The Distinction Between Crime, Morality, and Sin | Explained!
Many people often equate the meanings of crime, morality and sin, perhaps due to historical associations. In the past, these terms were closely related, but
Many people often equate the meanings of crime, morality and sin, perhaps due to historical associations. In the past, these terms were closely related, but in the present day, they hold distinct meanings in different domains. Crime, morality and sin differ in content, scope, and consequences.
In this article we are going to understand the basic difference between Crime and Sin, moreover, difference between crime and morality.
Reference: Criminology, Penology, Victimology by Prof. N. V. Paranjape
Difference between Crime and Sin
Many sections of society and individuals generally, equate the meaning of crime and sin together. They address the definition of sin same as the definition of crime. It's not their mistake, though, it's because, in historic times, the word crime and sin usually bear similar meanings. However, in present date, the word sin and crime, are both different words and lands on different domains. Both the words possess differentiated content, scope and consequences.
The concept of sin is usually connected to the spiritual and religious mindsets, which aligns with the beliefs, norms of conduct, tradition and customs of society. A sin refers to the violation of beliefs, norms of conduct, tradition and customs of society. A sinner is believed to be punished by the god itself, or by the messengers of god. A sinful act generally doesn't hut other, it only sprays an indirect impact on society.
On the other hand, the concept of crime is usually connected to the law of land adopted by the state.
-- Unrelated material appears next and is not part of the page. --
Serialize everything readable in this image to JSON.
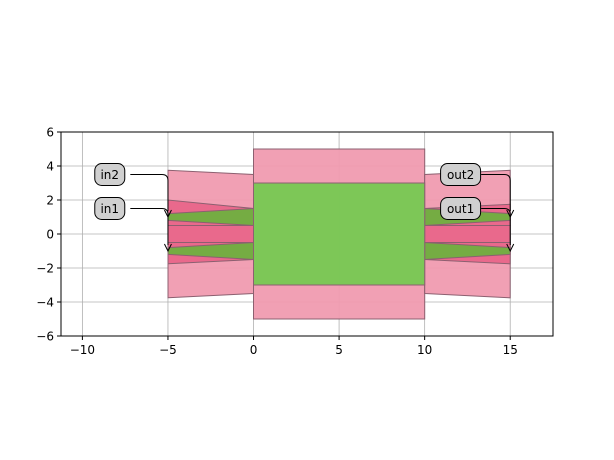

The word crime lands more on legal parlances than that of it's social parlances. Crime involves the breach and violation of law of land adopted by state. Crime generally tends to hurt people and hits direct impact on society. The one who commit crime is called criminal and a person who commits a crime is subjected to a term of sentence by the law court.
Both the words, crime and sin, sometimes bear similar definitions, however, they are not same. They differ on the grounds where religious beliefs contradict with the legal laws. For example- Drinking Alcohol is sinful act by not a criminal act.
Difference between Crime and Morality
Crime and morality can sound similar on multiple dynamics, however, holds different concepts when it comes to punishments. A doer of an immoral act can't be punished by law enforcement; however, a criminal can be punished by law of land. It is not necessary that, every immoral act is a crime, on the same note, it also not possible, that every crime is perceived as immoral act in society. Since morality keeps changing with the change in place and time, however, crime is only influenced by the legal grounds. That's the main difference between crime and morality.
The perception of crime as an immoral act is inherited in our society, as in medieval period, societies mainly form laws based on societal norms and beliefs. At that time, the law enforcement system was subordinate to the temporal power. Therefore, crime was majorly identified as immoral act. However, since, time being in force, the legal science has also been advanced and the social norms have goon through radical change. Therefore, now crime is defined as act forbidden and punishable by law and it is immaterial whether such an act is moral or immoral from the ethical point of view.
It's only normal that, many people still find similarity between crime and morality, however, the truth is that both the words land on different note. A criminal act cannot be immoral act in some societies, in the same way, every immoral act can't be a criminal act.
For example- In some societies like Islam, child marriage is a moral act, however, on legal grounds, child marriage is criminal act.
Morality differs with change in society, but crime doesn't
Since, morality depends upon the societal beliefs, norms, traditions and customs, therefore, it differs with the change in nature of society. For example, In Islamic society, polygamy is a moral act, husband is allowed to have up to four wives at the same time. However, in Hinduism, polygamy is a sin, husband can have only wife at a time. If we take the same scenario, the crime is same for all the societies. For example, the act of domestic violence is criminal act in both the societies.
If we take a recent example, then the issue of same sex marriage and homosexuality is very much in news. Homosexuality and same sex marriage is widely opposed by multiple societies and declared as an immoral act. However, in nations like US, Canada, Europe, etc, homosexuality and same sex marriage is legal. This suggests the fact, that morality is deeply rooted in the beliefs and customs of a society, and crime is influenced by the evolution in society.
In India, there is public discontent with the Supreme Court's 2013 decision to criminalize gay sex (GLBT) under Section 377 of the Indian Penal Code. The Naz Foundation, an NGO, had filed a petition in 2001 to decriminalize sex between adult homosexuals. The Delhi High Court initially rejected the petition in 2004, but after the Supreme Court's direction in 2009, the High Court legalized consensual gay sex between adults in private. However, the Supreme Court, in 2013, upheld Section 377, criminalizing gay sex based on public morality.
The distinction between sin and crime illuminates the dynamic interplay between religious, moral, and legal realms. As societies evolve, legal definitions strive to capture a broader range of behaviors, acknowledging the nuanced relationship between law and morality. The ongoing debates and legal battles underscore the need for continued reflection on the delicate balance between legal frameworks and evolving societal values.